Siapa bilang permaculture hanya dapat dilakukan oleh orang yang memiliki lahan luas dan terletak di pedesaan nun jauh disana? Pendapat yang tidak tepat.

Kami yang memiliki lahan di tengah kompleks perumahan diatas bukit di daerah urban bisa kok berpermaculture. Kami telah berpermaculture selama hampir tujuh tahun. Hanya dengan lahan seluas kurang lebih 750 meter persegi yang tadinya merupakan lahan kritis gundul serta tempat pembuangan sampah serta sisa bahan kimia (pestisida, herbisida) kami membutuhkan waktu selama dua tahun penuh untuk melakukan detoxifikasi lahan dan soil preservation serta total waktu tiga tahun untuk mengembalikan ekosistem alami.

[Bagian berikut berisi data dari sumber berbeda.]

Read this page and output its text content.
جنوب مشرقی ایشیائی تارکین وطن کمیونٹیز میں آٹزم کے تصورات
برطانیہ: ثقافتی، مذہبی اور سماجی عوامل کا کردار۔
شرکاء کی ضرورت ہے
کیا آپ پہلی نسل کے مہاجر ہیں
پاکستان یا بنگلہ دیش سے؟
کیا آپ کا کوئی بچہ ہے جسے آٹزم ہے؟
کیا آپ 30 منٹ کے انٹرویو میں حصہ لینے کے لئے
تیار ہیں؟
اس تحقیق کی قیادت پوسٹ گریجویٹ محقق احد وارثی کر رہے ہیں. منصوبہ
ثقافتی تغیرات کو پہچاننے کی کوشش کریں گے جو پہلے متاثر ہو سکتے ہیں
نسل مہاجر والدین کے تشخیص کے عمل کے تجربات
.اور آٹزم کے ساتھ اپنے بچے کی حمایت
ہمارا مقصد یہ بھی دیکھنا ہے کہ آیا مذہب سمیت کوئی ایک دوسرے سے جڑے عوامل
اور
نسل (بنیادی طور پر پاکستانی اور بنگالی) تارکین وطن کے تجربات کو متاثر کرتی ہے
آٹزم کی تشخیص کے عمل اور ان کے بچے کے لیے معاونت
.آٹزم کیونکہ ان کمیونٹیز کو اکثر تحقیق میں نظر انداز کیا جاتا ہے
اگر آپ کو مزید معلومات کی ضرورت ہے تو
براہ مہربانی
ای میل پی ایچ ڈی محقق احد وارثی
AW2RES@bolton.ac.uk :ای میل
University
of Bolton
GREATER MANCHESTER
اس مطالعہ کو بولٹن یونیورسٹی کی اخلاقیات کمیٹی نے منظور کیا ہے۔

Sekarang, kebun gundul gersang kami sudah berupa mini food forest yang dipenuhi oleh puluhan pohon buah, sayuran perennial, sayuran biennial, tanaman umbi karbohidrat, sayuran annual, tanaman herba dan rempah serta bebungaan pengundang serangga penyerbuk dan beneficial insect lainnya. Kami tidak pernah memiliki masalah dengan hama, karena di kebun kami sudah tercipta predator alami. Beragam jenis burung, serangga, kupu-kupu, laba-laba, kunang-kunang, kodok, katak, tupai, kelelawar hingga ular hijau senantiasa berinteraksi dengan hewan free range yang kami miliki berupa kambing ettawa, entog, soang, kelinci, ayam, ikan serta kucing-kucing kami.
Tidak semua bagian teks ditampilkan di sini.